Researchers performed a randomized, controlled trial of obese employees at Children's Hospital of Philadelphia to see whether offering money to a group or to individuals resulted in greater weight loss. Thirty-five employees were assigned to the control group; 35 were assigned to receive $100 each per month for meeting or bettering their weight loss goals; and 35 were assigned to receive $500 per month, which was split within five-person subgroups. For the group incentive, money that would have gone to participants who did not meet their weight loss goals was instead divided equally among those who did. All study participants were weighed monthly over 24 weeks. Study results were published Tuesday in Annals of Internal Medicine.

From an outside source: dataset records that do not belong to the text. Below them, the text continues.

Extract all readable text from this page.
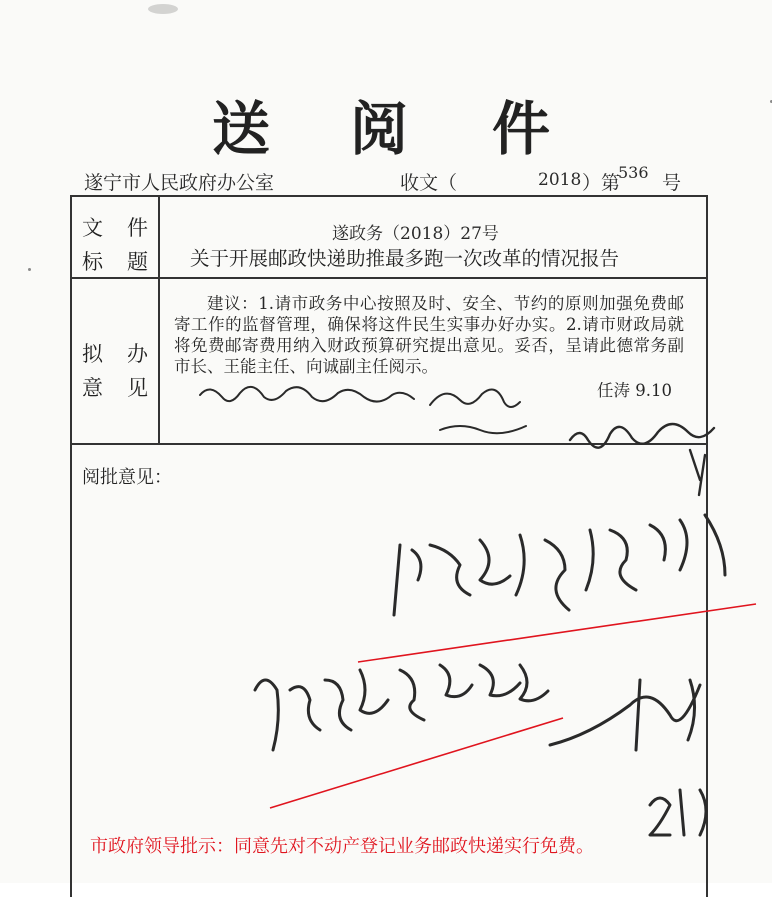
送 阅 件
遂宁市人民政府办公室	收文（	2018 ）第
536 号
文 件
标 题
遂政务（2018）27号
关于开展邮政快递助推最多跑一次改革的情况报告
拟 办
意 见
建议：1.请市政务中心按照及时、安全、节约的原则加强免费邮寄工作的监督管理，确保将这件民生实事办好办实。2.请市财政局就将免费邮寄费用纳入财政预算研究提出意见。妥否，呈请此德常务副市长、王能主任、向诚副主任阅示。
任涛 9.10
阅批意见：
市政府领导批示：同意先对不动产登记业务邮政快递实行免费。
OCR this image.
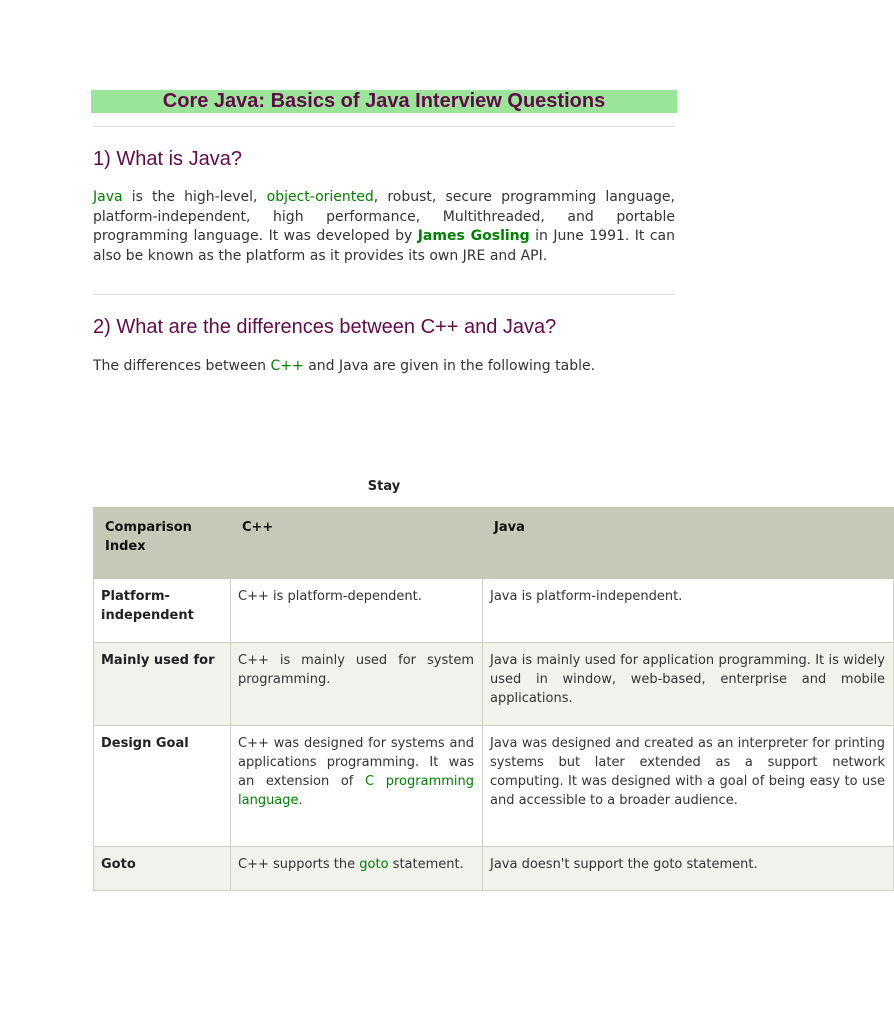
Core Java: Basics of Java Interview Questions
1) What is Java?

Java is the high-level, object-oriented, robust, secure programming language, platform-independent, high performance, Multithreaded, and portable programming language. It was developed by James Gosling in June 1991. It can also be known as the platform as it provides its own JRE and API.

2) What are the differences between C++ and Java?

The differences between C++ and Java are given in the following table.

Stay
Comparison Index	C++	Java
Platform-independent	C++ is platform-dependent.	Java is platform-independent.
Mainly used for	C++ is mainly used for system programming.	Java is mainly used for application programming. It is widely used in window, web-based, enterprise and mobile applications.
Design Goal	C++ was designed for systems and applications programming. It was an extension of C programming language.	Java was designed and created as an interpreter for printing systems but later extended as a support network computing. It was designed with a goal of being easy to use and accessible to a broader audience.
Goto	C++ supports the goto statement.	Java doesn't support the goto statement.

The study found that at 24 weeks, employees who were offered a group incentive lost more weight than both controls (mean between-group difference, 4.4 kg; P<0.001) and those offered an individual incentive (mean between-group difference, 3.2 kg; P=0.008). Employees in the group-incentive arm also maintained greater weight loss than controls, but not individual-incentive participants, 12 weeks after the incentives ended.
The authors noted that their study was done at only one institution and that its follow-up was short. However, they concluded that in this trial of an employer-based intervention, group financial incentives worked better than individual ones for weight loss. Their results demonstrate that "varying features of incentive design can lead to important differences in the costs of incentives and their effects on health outcome," they wrote.